Image: Associated Press

China’s stimulus promises leave investors disappointed

Following a disappointing press conference on Tuesday, the Chinese government’s Saturday briefing was highly anticipated by investors hungry for a ‘fiscal bazooka’. Yet, it left investors feeling deflated. There was little quantifiable detail regarding what the government intends to do to revive an economy that is currently drowning in a prolonged property crisis, unsustainable debt, and anaemic domestic demand.

The briefing on Saturday saw Finance Minister Lan Foan vowing to support the property sector, lower local debt risks, and even hint at increased government borrowing. However, there was no information about how large the proposed fiscal stimulus would be.

Despite the lack of figures, the response to the conference wasn’t entirely negative – the response was originally mixed. For example, Goldman Sachs believed that the latest measures were a sign of China focusing more on economic growth, and they even went as far as upgrading their forecasts for China’s GDP growth in 2024 and 2025.

On the other hand, on Tuesday, the yuan fell as much as 0.6% in the offshore market to the lowest it had been in a month.
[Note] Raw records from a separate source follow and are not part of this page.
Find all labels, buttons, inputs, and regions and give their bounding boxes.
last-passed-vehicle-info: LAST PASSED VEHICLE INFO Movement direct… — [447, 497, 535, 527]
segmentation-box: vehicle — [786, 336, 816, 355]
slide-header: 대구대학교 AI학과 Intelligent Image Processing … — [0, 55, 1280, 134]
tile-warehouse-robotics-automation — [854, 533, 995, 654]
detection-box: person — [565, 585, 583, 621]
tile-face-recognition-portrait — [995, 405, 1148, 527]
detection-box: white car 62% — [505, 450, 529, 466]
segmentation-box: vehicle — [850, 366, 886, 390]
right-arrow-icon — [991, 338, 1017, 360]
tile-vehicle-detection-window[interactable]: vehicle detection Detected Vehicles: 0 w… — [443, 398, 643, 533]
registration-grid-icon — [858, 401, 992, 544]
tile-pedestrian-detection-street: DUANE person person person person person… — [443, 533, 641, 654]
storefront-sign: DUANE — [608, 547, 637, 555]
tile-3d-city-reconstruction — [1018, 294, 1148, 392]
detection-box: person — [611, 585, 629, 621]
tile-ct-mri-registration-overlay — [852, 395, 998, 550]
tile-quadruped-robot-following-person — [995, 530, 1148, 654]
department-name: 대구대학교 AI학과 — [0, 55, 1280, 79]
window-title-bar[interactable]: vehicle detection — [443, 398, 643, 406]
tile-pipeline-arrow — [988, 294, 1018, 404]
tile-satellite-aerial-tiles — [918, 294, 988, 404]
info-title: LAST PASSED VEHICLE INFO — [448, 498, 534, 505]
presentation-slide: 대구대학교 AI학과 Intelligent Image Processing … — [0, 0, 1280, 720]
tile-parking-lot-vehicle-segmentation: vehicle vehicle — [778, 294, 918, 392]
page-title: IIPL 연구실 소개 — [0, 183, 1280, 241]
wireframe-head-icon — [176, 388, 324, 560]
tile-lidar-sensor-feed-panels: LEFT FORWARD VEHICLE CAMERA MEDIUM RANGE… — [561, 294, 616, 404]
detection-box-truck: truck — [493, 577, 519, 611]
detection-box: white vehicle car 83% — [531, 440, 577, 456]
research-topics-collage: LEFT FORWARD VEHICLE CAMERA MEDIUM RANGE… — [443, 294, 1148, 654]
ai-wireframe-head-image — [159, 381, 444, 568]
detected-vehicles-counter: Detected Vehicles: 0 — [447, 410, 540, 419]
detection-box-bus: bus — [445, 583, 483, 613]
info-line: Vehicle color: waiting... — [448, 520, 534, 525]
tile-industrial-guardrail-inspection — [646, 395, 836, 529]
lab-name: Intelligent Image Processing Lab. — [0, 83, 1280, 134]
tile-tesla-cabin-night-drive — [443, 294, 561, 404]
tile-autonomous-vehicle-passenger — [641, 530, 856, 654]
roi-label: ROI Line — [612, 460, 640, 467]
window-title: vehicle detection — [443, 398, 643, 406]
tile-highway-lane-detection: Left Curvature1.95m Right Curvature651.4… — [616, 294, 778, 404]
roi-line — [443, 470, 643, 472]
On the same day, Hong Kong shares fell by 0.75% while Shanghai Composite, an index of all shares sold on the Shanghai Stock Exchange gained 2.07%. However, the rally slowed, with the index subsequently slumping by 2.5%.
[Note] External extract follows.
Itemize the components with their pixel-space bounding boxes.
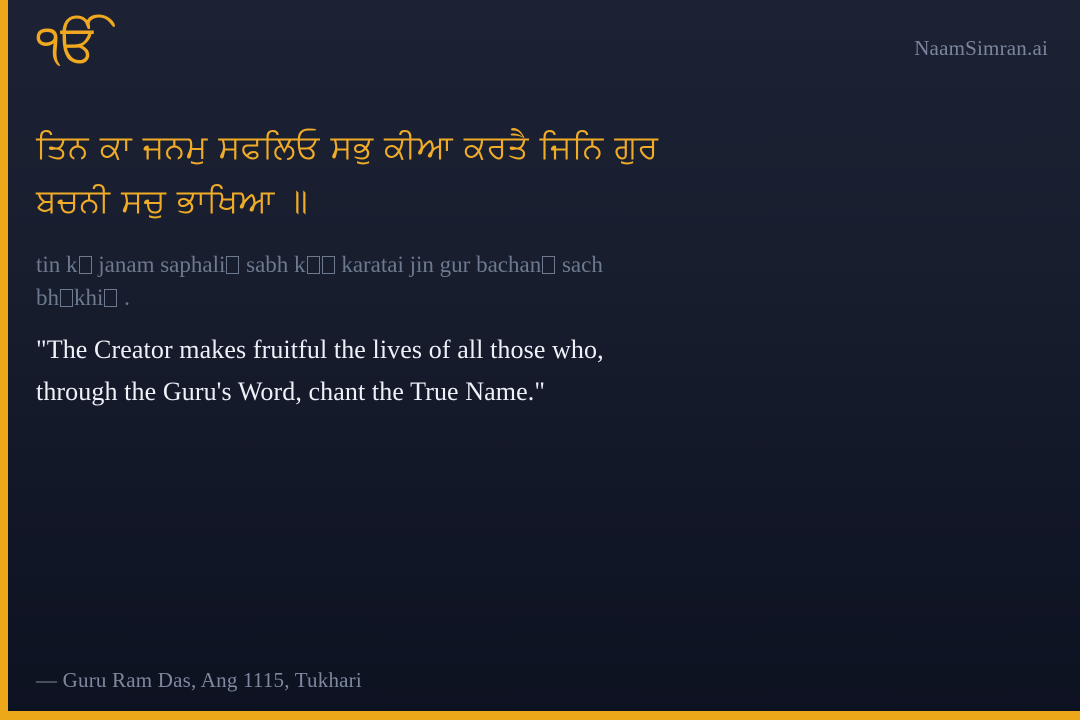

This slump is mainly due to new economic data which has further dented investor sentiment, increasing the urgency of China’s fiscal stimulus delivery.

China’s exports only grew 2.4% year on year in September – the weakest since May

China’s exports only grew 2.4% year on year in September the weakest since May. In addition, new data showed that credit supply also decreased from last month, indicating continued weak domestic demand.

“Markets conversation has already started to come up with the consensus that monetary injection or interest rate cuts cannot fix the fundamental problem,” Raymond Yeung, the Greater China Chief Economist at the Australia and New Zealand Banking Group, said.

China has previously implemented substantial fiscal packages. The government responded to the 2008 financial crash with a $586bn (£448bn) stimulus package focused on infrastructure development

However, this may be more difficult for the Chinese government in 2024, since China’s national debt has ballooned since. China’s government debt-to-GDP ratio, accounting for ‘shadow financing’ tools used by its local governments, is over 125% , surpassing the United States. Whilst Japan can operate with a debt-to-GDP ratio beyond 350%, Chinese debt is especially worrying.

This is partly because Chinese GDP statistics are unlikely to be accurate. Former Chinese Premier Li Keqiang said in 2007 that Chinese GDP figures were “man-made” according to US diplomatic cables leaked by WikiLeaks.

A recent study, which compares economic activity and the growth of night-lights, even suggests China’s GDP is likely to be just 40% of official figures.

With a high debt burden, China may struggle to finance further fiscal stimulus, especially at the levels that investors desire

This is due to the CCP’s intense culture of needing high economic growth to satisfy senior officials – if you didn’t achieve the growth targets, you’re at risk of being fired. This has led to officials on all levels manipulating statistics such that it is difficult to know China’s actual economic growth statistics.

If China’s GDP is lower than official figures, it means their debt-to-GDP ratio may be higher than we might have originally thought.

With a high debt burden, China may struggle to finance further fiscal stimulus, especially at the levels that investors desire.

Looking to the future, China’s third-quarter economic growth figures will be released on Friday, the next event in all investor calendars.